Getting provisions in China may sometimes be a less than straightforward affair.
For example. Plagued by my nostalgia for home food and something sweet-but-not-cloying, I set out to find some jam. Major disappointment: everything that was available consisted mainly of sugar, with fruits somewhere far down the ingredients list. Okay. I may be nostalgic, but I’m also spoiled by Mummy’s homemade jams and Daddy’s health obsession, so I think it will be a long time before I get that desperate. I could of course go for the truly delicious French Dalfour jams that we also have in Poland, sweetened with natural grape juice, but they’re very pricey. A 300 ml jar for about 27 RMB? Sadly, but no, thank you.
So what to do?
Here’s what I’ve found:
It’s pomelo marmalade (yes, actually consisting mostly of pomelo!), slightly tart in taste and really yummy. 1 litre jar for about 34 RMB, which is a really good price. In case you’re wondering: no, it’s not an unexpected miracle of Chinese food industry. It’s Korean. But anyway, what’s so confusing about it? Well, what it says on the package (even in English, if you have good eyes) is not ‘Pomelo Jam’ at all. It’s ‘Pomelo TEA’. You’re supposed to put it in hot or cold water or your tea and drink it. Consuming it on a piece of buttered toast was entirely my own daring idea.
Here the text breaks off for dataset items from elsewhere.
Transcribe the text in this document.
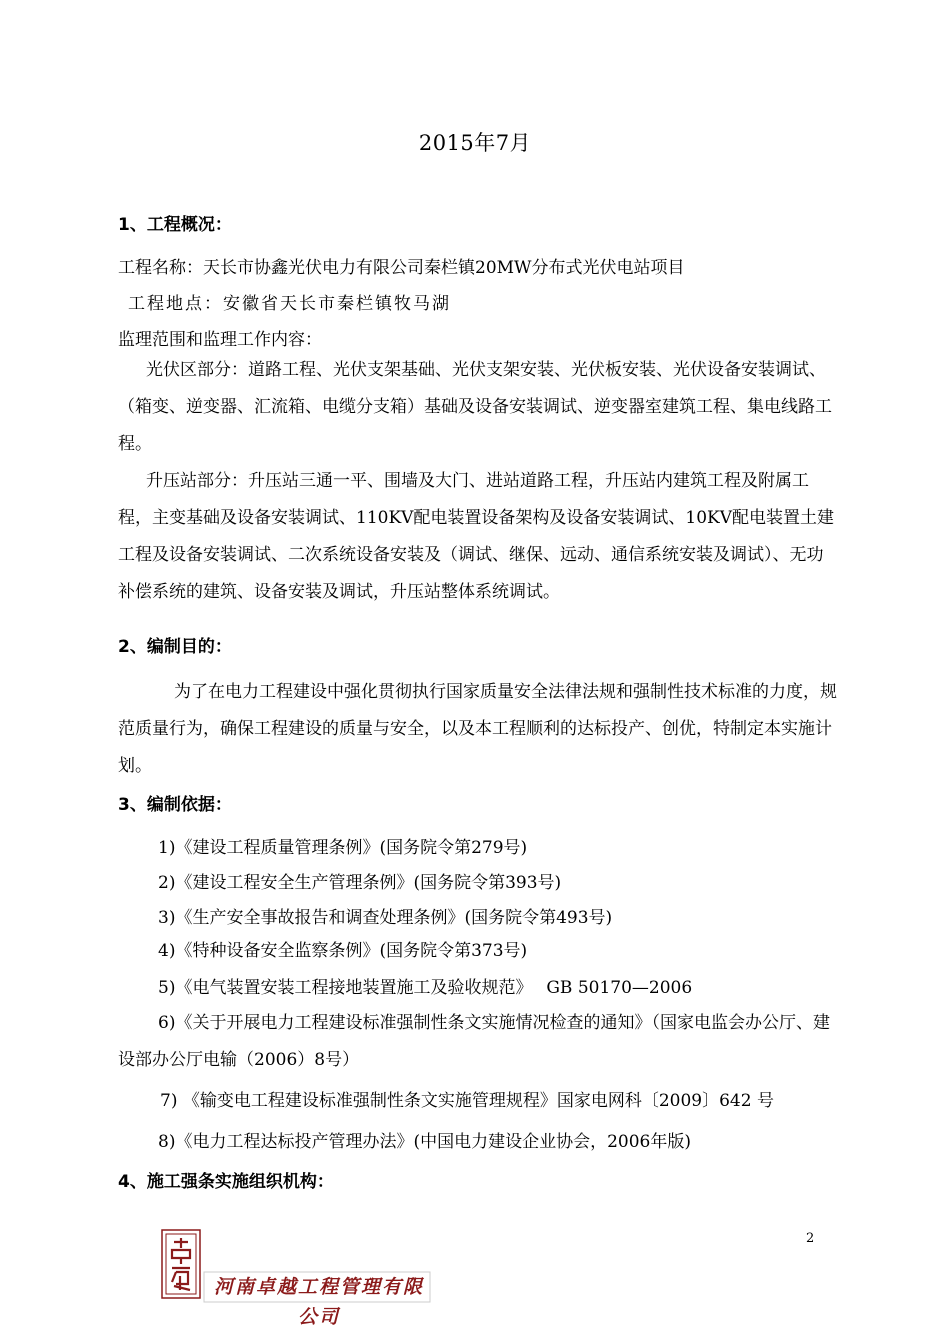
2015年7月
1、工程概况：
工程名称：天长市协鑫光伏电力有限公司秦栏镇20MW分布式光伏电站项目
工程地点：安徽省天长市秦栏镇牧马湖
监理范围和监理工作内容：
光伏区部分：道路工程、光伏支架基础、光伏支架安装、光伏板安装、光伏设备安装调试、（箱变、逆变器、汇流箱、电缆分支箱）基础及设备安装调试、逆变器室建筑工程、集电线路工程。
升压站部分：升压站三通一平、围墙及大门、进站道路工程，升压站内建筑工程及附属工程，主变基础及设备安装调试、110KV配电装置设备架构及设备安装调试、10KV配电装置土建工程及设备安装调试、二次系统设备安装及（调试、继保、远动、通信系统安装及调试）、无功补偿系统的建筑、设备安装及调试，升压站整体系统调试。
2、编制目的：
为了在电力工程建设中强化贯彻执行国家质量安全法律法规和强制性技术标准的力度，规范质量行为，确保工程建设的质量与安全，以及本工程顺利的达标投产、创优，特制定本实施计划。
3、编制依据：
1)《建设工程质量管理条例》(国务院令第279号)
2)《建设工程安全生产管理条例》(国务院令第393号)
3)《生产安全事故报告和调查处理条例》(国务院令第493号)
4)《特种设备安全监察条例》(国务院令第373号)
5)《电气装置安装工程接地装置施工及验收规范》　 GB 50170—2006
6)《关于开展电力工程建设标准强制性条文实施情况检查的通知》（国家电监会办公厅、建设部办公厅电输（2006）8号）
7) 《输变电工程建设标准强制性条文实施管理规程》国家电网科〔2009〕642 号
8)《电力工程达标投产管理办法》(中国电力建设企业协会，2006年版)
4、施工强条实施组织机构：
2
河南卓越工程管理有限公司
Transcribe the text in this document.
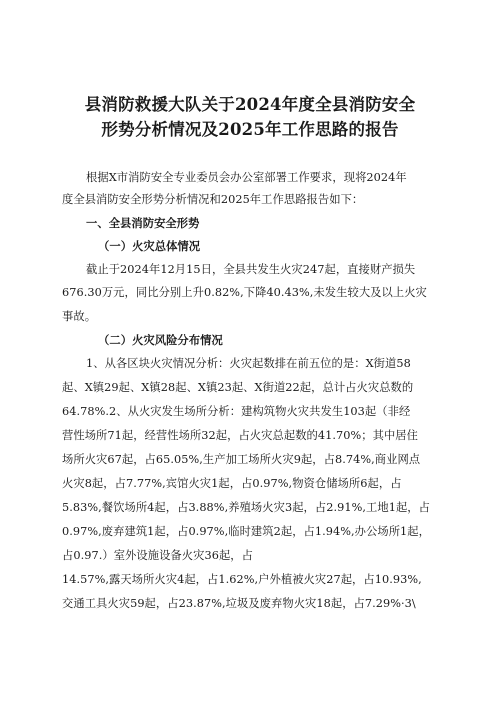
县消防救援大队关于2024年度全县消防安全

形势分析情况及2025年工作思路的报告

根据X市消防安全专业委员会办公室部署工作要求，现将2024年

度全县消防安全形势分析情况和2025年工作思路报告如下：

一、全县消防安全形势

（一）火灾总体情况

截止于2024年12月15日，全县共发生火灾247起，直接财产损失

676.30万元，同比分别上升0.82%,下降40.43%,未发生较大及以上火灾

事故。

（二）火灾风险分布情况

1、从各区块火灾情况分析：火灾起数排在前五位的是：X街道58

起、X镇29起、X镇28起、X镇23起、X街道22起，总计占火灾总数的

64.78%.2、从火灾发生场所分析：建构筑物火灾共发生103起（非经

营性场所71起，经营性场所32起，占火灾总起数的41.70%；其中居住

场所火灾67起，占65.05%,生产加工场所火灾9起，占8.74%,商业网点

火灾8起，占7.77%,宾馆火灾1起，占0.97%,物资仓储场所6起，占

5.83%,餐饮场所4起，占3.88%,养殖场火灾3起，占2.91%,工地1起，占

0.97%,废弃建筑1起，占0.97%,临时建筑2起，占1.94%,办公场所1起，

占0.97.）室外设施设备火灾36起，占

14.57%,露天场所火灾4起，占1.62%,户外植被火灾27起，占10.93%,

交通工具火灾59起，占23.87%,垃圾及废弃物火灾18起，占7.29%·3\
On the other hand, when it comes to tea. Hangzhou is well known for its Longjing variety (meaning Dragon Well – thence the name of the blog), so you get tea shops everywhere, but as a local speciality Longjing can be a bit on the expensive side. Anyhow, this particular tea-lover prefers to go for pu’erh tea (that’s the kind that looks and tastes like mud until you get used to it and then you’re addicted). It just so happens that my roommate got a stack of high-quality pu’erh tea from her dad. It looks like this:
And what does it say on it? That’s right. It says ‘Pu’erh COOKIE’. And since it was part of a Mid-Autumn Festival gift box with mooncakes, I did actually assume it was some strange sort of massive tea-flavoured cookie (after all you do get green tea ice-creams!). I was even a tad disappointed when it turned out that nope, it’s just pressed pu’erh tea. Why does it have to be pressed, I’ve no idea (notice that even when you buy it abroad, it’s usually in the form of little pressed blocks), but I’m hoping to find out soon.
To sum up. In China, when I want jam, I buy tea, and when I want tea, I go for a cookie. Simple? Very.